Ma la politica industriale può garantire la sicurezza dell’approvvigionamento? Essa consente di affrontare il cambiamento climatico? E necessitiamo di una politica industriale affinché l’economia nazionale sia «alla pari» rispetto agli altri Paesi? Lukas Schmid, Laurenz Grabher e Tim Schäfer approfondiscono questi quesiti nell’ultimo studio di Avenir Suisse intitolato «È tempo di politica industriale?».

I principali dubbi

Vengono mosse obiezioni di fondo verso uno Stato che promuove grandi progetti e interviene nelle decisioni imprenditoriali. Se la politica intende identificare le aziende meritevoli di sostegno o concentrarsi su determinate tecnologie, essa deve rendersi conto che dispone di molte meno informazioni rispetto alle numerose aziende della concorrenza. Al contrario, i privati hanno maggiori possibilità di prendere le decisioni giuste nell’individuazione dei mercati e delle tecnologie del futuro.

Inoltre, nel caso dei finanziamenti statali – per presunte tecnologie future o per settori consolidati – sussiste sempre il rischio di monopolizzazione sulla base degli interessi dei beneficiari. In tal senso, la politica industriale va di pari passo con le inefficienze e corre il rischio di anteporre gli interessi individuali a quelli della collettività.

La politica industriale prende slancio anche in Svizzera

Come sottolinea Avenir Suisse, la Svizzera ha due volti in materia di politica industriale. Finora si è astenuta dal promuovere le tecnologie chiave, a differenza dell’atteggiamento molto diffuso all’estero in questo senso. Oltre a casi ben noti in cui si è ceduto alla tentazione delle sovvenzioni, come il settore turistico, attualmente alcuni sviluppi problematici stanno però inducendo alla promozione di specifici settori industriali. È importante contrastare i rispettivi interessi dei singoli. È proprio perché la politica non ha posto freno al cambiamento strutturale dell’industria con interventi inutili dall’inizio del millennio che la Svizzera, in qualità di piazza economica, finora è stata risparmiata dalla deindustrializzazione.

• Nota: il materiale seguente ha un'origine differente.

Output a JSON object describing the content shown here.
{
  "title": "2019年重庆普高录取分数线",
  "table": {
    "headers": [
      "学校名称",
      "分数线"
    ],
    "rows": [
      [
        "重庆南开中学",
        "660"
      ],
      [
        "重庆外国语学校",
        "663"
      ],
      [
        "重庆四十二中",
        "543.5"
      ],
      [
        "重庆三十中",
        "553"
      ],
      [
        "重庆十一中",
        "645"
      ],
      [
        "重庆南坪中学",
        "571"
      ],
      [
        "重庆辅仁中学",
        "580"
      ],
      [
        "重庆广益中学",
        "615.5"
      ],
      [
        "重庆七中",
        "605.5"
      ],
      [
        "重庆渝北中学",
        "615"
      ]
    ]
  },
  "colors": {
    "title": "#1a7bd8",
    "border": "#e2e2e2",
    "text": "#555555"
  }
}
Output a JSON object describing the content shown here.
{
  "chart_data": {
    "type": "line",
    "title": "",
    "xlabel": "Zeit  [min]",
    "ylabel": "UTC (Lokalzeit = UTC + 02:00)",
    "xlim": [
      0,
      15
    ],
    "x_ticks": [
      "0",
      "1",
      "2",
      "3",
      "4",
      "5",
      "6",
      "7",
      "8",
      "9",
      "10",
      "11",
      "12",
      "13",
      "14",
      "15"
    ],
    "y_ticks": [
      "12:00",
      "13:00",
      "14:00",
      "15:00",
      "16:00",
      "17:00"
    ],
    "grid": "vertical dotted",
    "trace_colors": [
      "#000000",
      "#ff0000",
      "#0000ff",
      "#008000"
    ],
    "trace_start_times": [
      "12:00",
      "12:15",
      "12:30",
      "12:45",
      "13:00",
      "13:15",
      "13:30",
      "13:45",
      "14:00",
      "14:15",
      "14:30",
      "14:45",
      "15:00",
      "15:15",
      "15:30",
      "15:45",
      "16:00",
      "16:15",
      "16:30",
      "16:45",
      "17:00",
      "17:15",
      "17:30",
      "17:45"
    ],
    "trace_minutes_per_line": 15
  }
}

Se la tendenza della politica industriale dovesse diffondersi in Svizzera, sarebbe utile gettare uno sguardo al nostro passato. Difatti, dalla storia dell’economia della Svizzera emergono numerose avventure di politica industriale, tutte fallite. Nel XX secolo, la determinazione dei prezzi e la preclusione del mercato hanno portato a prezzi più alti per i consumatori e paralizzato la competitività dell’economia per decenni. Inoltre, come viene spiegato in dettaglio nello studio, la Confederazione ha fatto male i conti riguardo alla promozione delle tecnologie del futuro, ad esempio nello sviluppo di un reattore nucleare svizzero negli anni Sessanta del 1900.

Per pochi anziché per tutti

La politica industriale aiuta principalmente le aziende o i settori favoriti dalla politica a spese dei concorrenti, dei consumatori e dei contribuenti. Una volta introdotta, è difficile fare marcia indietro, in quanto gli interessi dei beneficiari possono diventare molto forti. Inoltre, tali interventi rallentano l’innovazione e distorcono la concorrenza. Per Lukas Schmid, co-autore dello studio, una cosa è chiara: «La politica industriale non è una strada percorribile per la Svizzera nell’ottica di un futuro all’insegna della prosperità. La Svizzera deve invece rimanere una piazza attraente, mantenendo un’elevata qualità e curando le proprie condizioni quadro economiche.»

Gli obiettivi perseguiti con la politica industriale possono essere raggiunti in modo più efficiente. Se venissero cancellati tutte le sovvenzioni per i combustibili fossili (attualmente 260 franchi pro capite all’anno) e gli sgravi distorsivi a favore delle imprese ad alta intensità energetica (ad esempio l’esenzione dalla tassa sul CO2), la protezione del clima ne gioverebbe. Infine, il prezzo delle emissioni di CO2 dovrebbe essere determinato e rimborsato alla popolazione.

Per mantenere la sicurezza dell’approvvigionamento è necessario ottimizzare l’attuale sistema di scorte obbligatorie in Svizzera. È inoltre auspicabile che il settore privato riduca le dipendenze unilaterali attraverso catene del valore meglio distribuite. Ma questo processo è in corso da diverso tempo e non è quindi necessario partecipare alla corsa ai finanziamenti per le tecnologie chiave.